Pourquoi? Personne ne semble vraiment savoir. Michel Sapin – rencontré en marge de la signature de contrats chez l'opérateur de satellites SES – croit comprendre que les autorités luxembourgeoises doivent demander l'autorisation à l'administration suisse d'utiliser cette liste dont l'origine (le vol) et les pérégrinations qui s'ensuivirent (tentative de vente au plus offrant et doutes manifestés par un juge français sur une éventuelle manipulation des documents) prêtent à discussion.
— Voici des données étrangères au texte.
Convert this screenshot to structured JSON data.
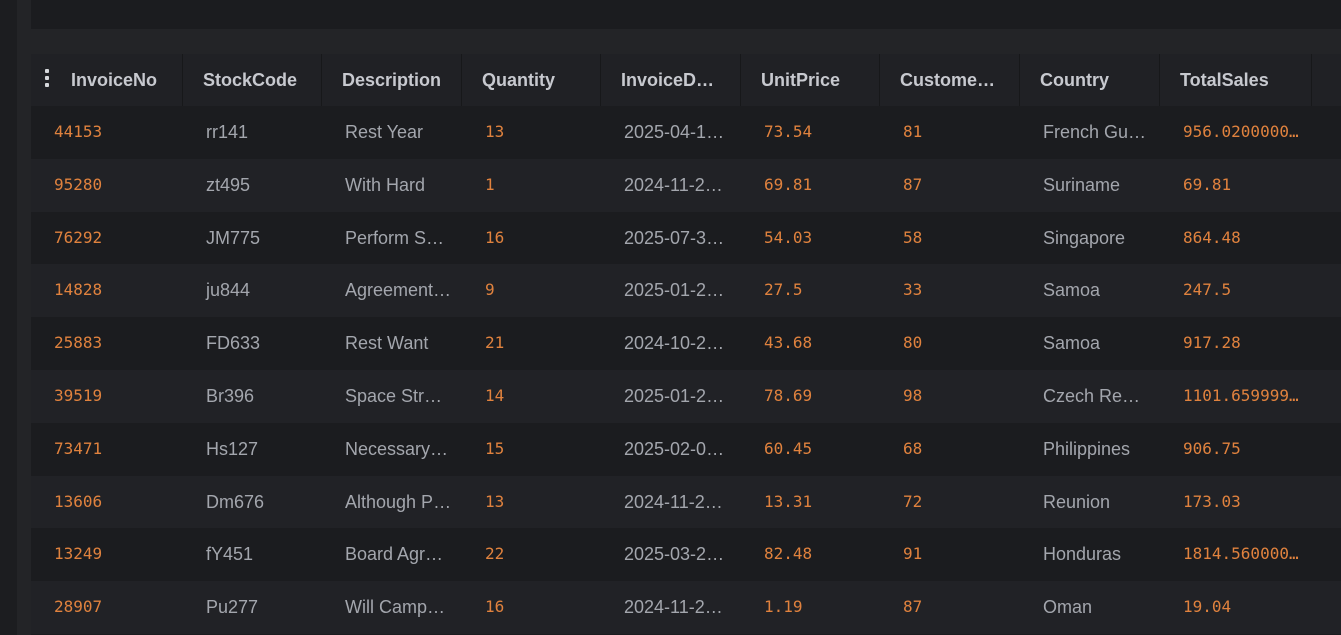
{
  "table": {
    "columns": [
      "InvoiceNo",
      "StockCode",
      "Description",
      "Quantity",
      "InvoiceD…",
      "UnitPrice",
      "Custome…",
      "Country",
      "TotalSales"
    ],
    "rows": [
      [
        "44153",
        "rr141",
        "Rest Year",
        "13",
        "2025-04-1…",
        "73.54",
        "81",
        "French Gu…",
        "956.0200000…"
      ],
      [
        "95280",
        "zt495",
        "With Hard",
        "1",
        "2024-11-2…",
        "69.81",
        "87",
        "Suriname",
        "69.81"
      ],
      [
        "76292",
        "JM775",
        "Perform S…",
        "16",
        "2025-07-3…",
        "54.03",
        "58",
        "Singapore",
        "864.48"
      ],
      [
        "14828",
        "ju844",
        "Agreement…",
        "9",
        "2025-01-2…",
        "27.5",
        "33",
        "Samoa",
        "247.5"
      ],
      [
        "25883",
        "FD633",
        "Rest Want",
        "21",
        "2024-10-2…",
        "43.68",
        "80",
        "Samoa",
        "917.28"
      ],
      [
        "39519",
        "Br396",
        "Space Str…",
        "14",
        "2025-01-2…",
        "78.69",
        "98",
        "Czech Re…",
        "1101.659999…"
      ],
      [
        "73471",
        "Hs127",
        "Necessary…",
        "15",
        "2025-02-0…",
        "60.45",
        "68",
        "Philippines",
        "906.75"
      ],
      [
        "13606",
        "Dm676",
        "Although P…",
        "13",
        "2024-11-2…",
        "13.31",
        "72",
        "Reunion",
        "173.03"
      ],
      [
        "13249",
        "fY451",
        "Board Agr…",
        "22",
        "2025-03-2…",
        "82.48",
        "91",
        "Honduras",
        "1814.560000…"
      ],
      [
        "28907",
        "Pu277",
        "Will Camp…",
        "16",
        "2024-11-2…",
        "1.19",
        "87",
        "Oman",
        "19.04"
      ]
    ]
  },
  "icons": {
    "column_menu": "kebab-menu-icon"
  },
  "colors": {
    "background": "#232427",
    "table_background": "#1b1c1f",
    "header_background": "#202125",
    "header_text": "#c7c9cf",
    "text_cell": "#a3a6ad",
    "numeric_cell": "#e0823e"
  }
}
Vu les circonstances, un fiscaliste luxembourgeois de renom se demande si les administrations fiscales helvétique et grand-ducale seraient à même de coopérer si, suite à la mise à disposition des données, un contribuable luxembourgeois venait à être soupçonné d'évasion fiscale.

Des informations à double-tranchant

«Si la liste est communiquée et que l'administration des contributions directes (ACD) ne pense pas pouvoir utiliser ces informations, celles-ci pourront rester dans le dossier des contribuables concernés aux fins de recoupement, pour ne pas les rater la fois d'après...» complète le fiscaliste... qui préfère taire son nom pour commenter ce dossier sensible.

Car au ministère des Finances, le sujet irrite quelque peu. Interrogé sur la question de savoir si le gouvernement luxembourgeois souhaite, oui ou non, recevoir la liste, le bureau du ministre indique que les juristes étudient, tant le droit interne que droit international, pour savoir les suites à donner à l'invitation. D'autant que la jurisprudence KBLux invite à la prudence. En 2010, la justice belge avait estimé ne pouvoir poursuivre les responsables présumés d'un système d'évasion fiscale, car les preuves potentielles reposaient sur des éléments volés. Le ministère des Finances luxembourgeois marche sur des œufs. Il ne faut pas donner l'impression de chasser la clientèle internationale – ces personnes fortunées visées par la gestion de fortune luxembourgeoise – pouvant disposer, tout à fait légalement, de comptes à l'étranger.